The trustees — Daniel Reardon, Brian Lipschultz and Charlotte Johnson — have spent $16 million of the trust's money on legal fees as Bremer Financial and, later the state of Minnesota, tried to stop them from selling it, the state attorney said.
Mike Ciresi, the attorney representing the trustees, said in his opening statement that their attempt to sell Bremer Financial was "thoughtful." And the sale of some of the trust's shares to other investors to back their efforts was "objectively reasonable" in the face of opposition from Bremer Financial's top executives and other board members, he said.
The judge presiding over the case, Ramsey County District Judge Robert Awsumb, last fall restricted the trustees' ability to sell shares of Bremer Financial and curbed their pay pending a settlement or the trial. As testimony began Monday, Awsumb again urged the sides to seek a resolution out of court.
Ciresi said trustees have attempted to open lines of communication. "But they went nowhere," he said.
Both sides have agreed on some things, however, such as keeping confidential the names of the two companies who wanted in 2019 to either merge or buy Bremer Financial.
The dispute emerged because of the one-of-a-kind ownership arrangement — the Bremer Trust is the only charity in the nation to own a bank — and changes in technology and customer behavior that are causing sizable banks across the country to merge with each other.
The trust stood to make a windfall, perhaps $1 billion or more, by selling the banking company, which today has $15 billion in assets and is the fourth-largest bank in Minnesota.
But trustees would also likely gain financially and, with proceeds from selling the stake in the bank, could run the charity as more of an investment vehicle. That runs contrary to the intentions of Otto Bremer, who created the trust in the late 1940s to own the bank after his death, the state and Bremer Financial executives argue.
The three trustees sat quietly together in a row during the opening arguments. Attorney General Keith Ellison, who did not speak during the proceedings, was also present throughout the first day.
Carol Washington, the lead attorney from the attorney general's office, said the trustees should be removed from their jobs because they put their interests ahead of the charity's, such as by paying themselves investment advisory fees.

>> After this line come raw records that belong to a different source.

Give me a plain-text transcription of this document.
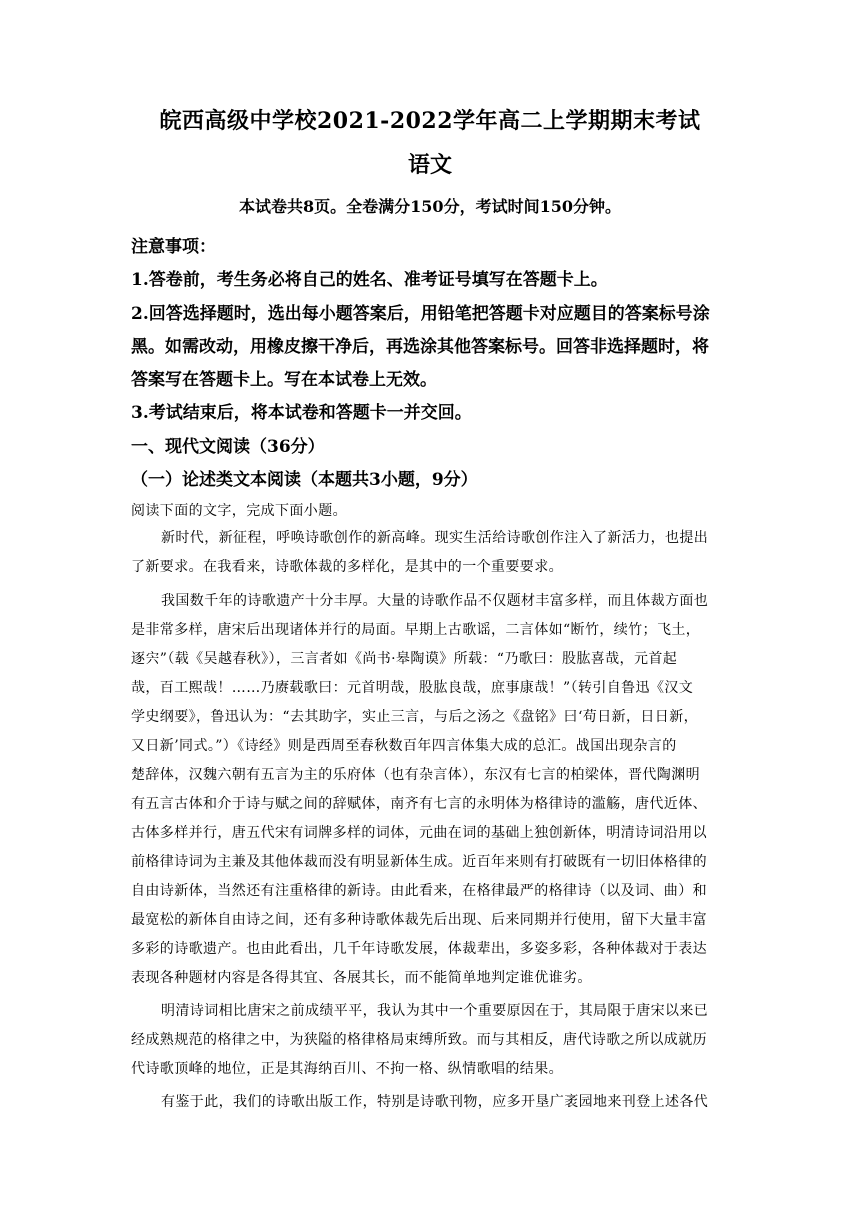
皖西高级中学校2021-2022学年高二上学期期末考试
语文
本试卷共8页。全卷满分150分，考试时间150分钟。
注意事项：
1.答卷前，考生务必将自己的姓名、准考证号填写在答题卡上。
2.回答选择题时，选出每小题答案后，用铅笔把答题卡对应题目的答案标号涂
黑。如需改动，用橡皮擦干净后，再选涂其他答案标号。回答非选择题时，将
答案写在答题卡上。写在本试卷上无效。
3.考试结束后，将本试卷和答题卡一并交回。
一、现代文阅读（36分）
（一）论述类文本阅读（本题共3小题，9分）
阅读下面的文字，完成下面小题。
新时代，新征程，呼唤诗歌创作的新高峰。现实生活给诗歌创作注入了新活力，也提出
了新要求。在我看来，诗歌体裁的多样化，是其中的一个重要要求。
我国数千年的诗歌遗产十分丰厚。大量的诗歌作品不仅题材丰富多样，而且体裁方面也
是非常多样，唐宋后出现诸体并行的局面。早期上古歌谣，二言体如“断竹，续竹；飞土，
逐宍”（载《吴越春秋》），三言者如《尚书·皋陶谟》所载：“乃歌曰：股肱喜哉，元首起
哉，百工熙哉！……乃赓载歌曰：元首明哉，股肱良哉，庶事康哉！”（转引自鲁迅《汉文
学史纲要》，鲁迅认为：“去其助字，实止三言，与后之汤之《盘铭》曰‘苟日新，日日新，
又日新’同式。”）《诗经》则是西周至春秋数百年四言体集大成的总汇。战国出现杂言的
楚辞体，汉魏六朝有五言为主的乐府体（也有杂言体），东汉有七言的柏梁体，晋代陶渊明
有五言古体和介于诗与赋之间的辞赋体，南齐有七言的永明体为格律诗的滥觞，唐代近体、
古体多样并行，唐五代宋有词牌多样的词体，元曲在词的基础上独创新体，明清诗词沿用以
前格律诗词为主兼及其他体裁而没有明显新体生成。近百年来则有打破既有一切旧体格律的
自由诗新体，当然还有注重格律的新诗。由此看来，在格律最严的格律诗（以及词、曲）和
最宽松的新体自由诗之间，还有多种诗歌体裁先后出现、后来同期并行使用，留下大量丰富
多彩的诗歌遗产。也由此看出，几千年诗歌发展，体裁辈出，多姿多彩，各种体裁对于表达
表现各种题材内容是各得其宜、各展其长，而不能简单地判定谁优谁劣。
明清诗词相比唐宋之前成绩平平，我认为其中一个重要原因在于，其局限于唐宋以来已
经成熟规范的格律之中，为狭隘的格律格局束缚所致。而与其相反，唐代诗歌之所以成就历
代诗歌顶峰的地位，正是其海纳百川、不拘一格、纵情歌唱的结果。
有鉴于此，我们的诗歌出版工作，特别是诗歌刊物，应多开垦广袤园地来刊登上述各代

She said the trustees sometimes circumvented the regular vetting process for making grants to make separate "strategic initiatives" where they had a personal connection to those organizations. She said employees who work at the trust are fearful of speaking out because of potential retaliation.
And, she said, Lipschultz ran a private business out of the trust's offices and used trust resources for personal uses. "This is not just about FedEx charges," she said.
Ciresi said the trustees have served competently and that no one has questioned their fitness in their roles until the dispute over selling the Bremer Financial stake arose. Some of the trustees are fairly outspoken, he said, referring in particular to Lipschultz.
"It is no secret, your honor, that he is a hard charger," and has a direct and "sometimes edgy" communication style. But Ciresi added that he has helped modernize the trust.
The allegations that Lipschultz used trust offices and administrative staff for his personal purposes amounts to scheduling around his kids' athletic events and an incidental use of a fax machine. That issue has stopped and any costs have been repaid, he said.
"That constitutes the single breach in over 18 months of investigation," he said.
As for the human resources matters, Ciresi said the trust has "an incredibly diverse staff" it is proud of. But like most places, he said, a handful of complaints have arisen over the years. And for the grants in question where the trustees may have had a conflict of interest, he noted that they did not stand to gain financially from the grants and all the recipients were qualified to receive them.
More than two dozen witnesses, including the trustees themselves, are expected to testify in the coming days.